Quando eu era criança e ia para a pequena chácara de meus pais, a 6 quilômetros do centro de Taquarituba, onde nasci, gostava de pescar com meu vô.
Criança fala muito, né? Geralmente. Vejo pelo meu filho.
Eu queria conversar o tempo todo, saber das coisas, fazer perguntas, mostrar minhas conclusões imberbes. Meu vô às vezes parecia se incomodar, o barulho podia espantar os peixes, ele dizia.
Não era só isso.
De vez em quando, mesmo quando não estávamos rodeando o açude, ele se afastava um pouco, passava alguns minutos olhando para o nada, como se contasse os passarinhos e depois contasse outra vez só para conferir, avistando aquele horizonte afinado, plano quase infinito assoberbado de árvores, mato, com o céu azulzinho encostando no chão lá na frente inalcançável.
– Tá tudo bem, vovô? — perguntei uma vez.
– Tudo. Só estou observando o silêncio.
Meu avô era um homem que observava silêncios. Fiquei estupefato. Eu devia ter uns 9, 10 anos. Já gostava de poesia mas ainda não conhecia Manoel de Barros.

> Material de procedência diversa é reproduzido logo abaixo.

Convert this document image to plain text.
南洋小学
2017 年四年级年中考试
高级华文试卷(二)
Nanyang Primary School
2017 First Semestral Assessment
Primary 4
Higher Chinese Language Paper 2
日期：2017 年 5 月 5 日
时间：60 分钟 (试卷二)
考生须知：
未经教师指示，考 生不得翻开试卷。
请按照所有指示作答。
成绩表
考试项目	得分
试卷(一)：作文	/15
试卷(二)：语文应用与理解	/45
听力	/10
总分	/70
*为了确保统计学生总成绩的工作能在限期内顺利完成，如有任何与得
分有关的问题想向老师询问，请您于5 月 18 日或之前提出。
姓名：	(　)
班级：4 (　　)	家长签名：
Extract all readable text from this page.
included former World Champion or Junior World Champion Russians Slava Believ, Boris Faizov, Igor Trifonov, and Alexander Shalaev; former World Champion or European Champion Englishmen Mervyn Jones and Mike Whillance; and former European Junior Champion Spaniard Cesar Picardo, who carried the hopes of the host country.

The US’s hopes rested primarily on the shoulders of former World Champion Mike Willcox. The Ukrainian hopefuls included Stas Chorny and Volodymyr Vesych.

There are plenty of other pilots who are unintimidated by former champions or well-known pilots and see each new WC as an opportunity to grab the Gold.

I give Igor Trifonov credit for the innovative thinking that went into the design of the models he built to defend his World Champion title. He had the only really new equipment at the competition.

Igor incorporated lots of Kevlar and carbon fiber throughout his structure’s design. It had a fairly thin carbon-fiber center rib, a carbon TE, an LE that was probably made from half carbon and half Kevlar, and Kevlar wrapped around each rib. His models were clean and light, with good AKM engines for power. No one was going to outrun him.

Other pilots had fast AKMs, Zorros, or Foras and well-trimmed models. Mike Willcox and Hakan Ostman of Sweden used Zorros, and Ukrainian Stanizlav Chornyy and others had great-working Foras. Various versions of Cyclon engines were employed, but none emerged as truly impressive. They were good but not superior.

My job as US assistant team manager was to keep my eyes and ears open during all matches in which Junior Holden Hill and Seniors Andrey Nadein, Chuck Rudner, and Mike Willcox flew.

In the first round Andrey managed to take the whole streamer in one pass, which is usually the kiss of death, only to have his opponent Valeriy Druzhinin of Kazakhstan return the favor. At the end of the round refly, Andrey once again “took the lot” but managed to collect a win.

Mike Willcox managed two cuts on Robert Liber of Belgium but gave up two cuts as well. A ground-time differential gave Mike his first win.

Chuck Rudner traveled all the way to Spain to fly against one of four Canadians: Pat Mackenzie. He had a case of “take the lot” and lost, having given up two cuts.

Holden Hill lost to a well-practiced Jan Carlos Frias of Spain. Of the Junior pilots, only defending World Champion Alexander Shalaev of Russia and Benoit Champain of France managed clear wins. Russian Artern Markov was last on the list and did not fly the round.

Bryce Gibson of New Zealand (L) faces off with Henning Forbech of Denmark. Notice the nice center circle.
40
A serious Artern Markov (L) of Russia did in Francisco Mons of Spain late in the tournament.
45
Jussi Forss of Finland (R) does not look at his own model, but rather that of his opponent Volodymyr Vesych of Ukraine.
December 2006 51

A imagem grudou em minha retina. Tem muita sabedoria em observar o silêncio. Mais ainda do que cultivar silêncios. É uma canção sinestésica partiturada apenas com átomos, um bocadinho de ar, de vez em quando uma poeira levantada pela terra roxa ressequida onde não tem grama.
Hoje vejo que a pescaria também era só pretexto. Aqueles minguados lambaris que mal davam para uma fritada no almoço não justificavam as horas empunhando vara, botando minhoca no anzol. O que ele queria mesmo era observar o silêncio.
Meu vô morreu antes de minha aventura no estrangeiro, não sei se alguma vez imaginou que o neto refaria a vida em uma terra distante. Era curioso. Quando eu voltava de minhas viagens cometia perguntas, queria saber como as pessoas viviam em outras partes do mundo, o que comiam, como se vestiam para enfrentar o frio, do que gostavam. Nunca me perguntou sobre barreiras linguísticas. Nunca pareceu se preocupar se na Mongólia eu não conseguiria conversar em nenhum idioma com os locais ou se o cirílico dificultaria minha chegada a Chernobyl ou se haveria dificuldades no trato para comprar um cafezinho em um pequeno vilarejo no Zimbábue ou ainda como era tropeçar nas placas escritas em alfabeto chinês quando fui conhecer a Muralha.
Compartilhar silêncios é uma forma de se comunicar
Não era homem letrado, como se diz. Se ele ainda fosse vivo, não sei se seria capaz de lhe explicar como é penoso aprender esloveno, com as seis declinações desta gramática árida. Talvez para ele não fizesse sentido uma língua com três gêneros, diferentes tipos de plural, construções sintáticas desconfortáveis e palavras sem nenhuma vogal.
Mas eu gostaria de dizer para ele que, não importa o país, é possível observar o silêncio, como eu aprendi vendo-o fazer. E na falta de palavras exatas, quando nenhuma língua franca une os diferentes, o silêncio compartilhado também é uma forma de comunicação plena, intensa, bonita.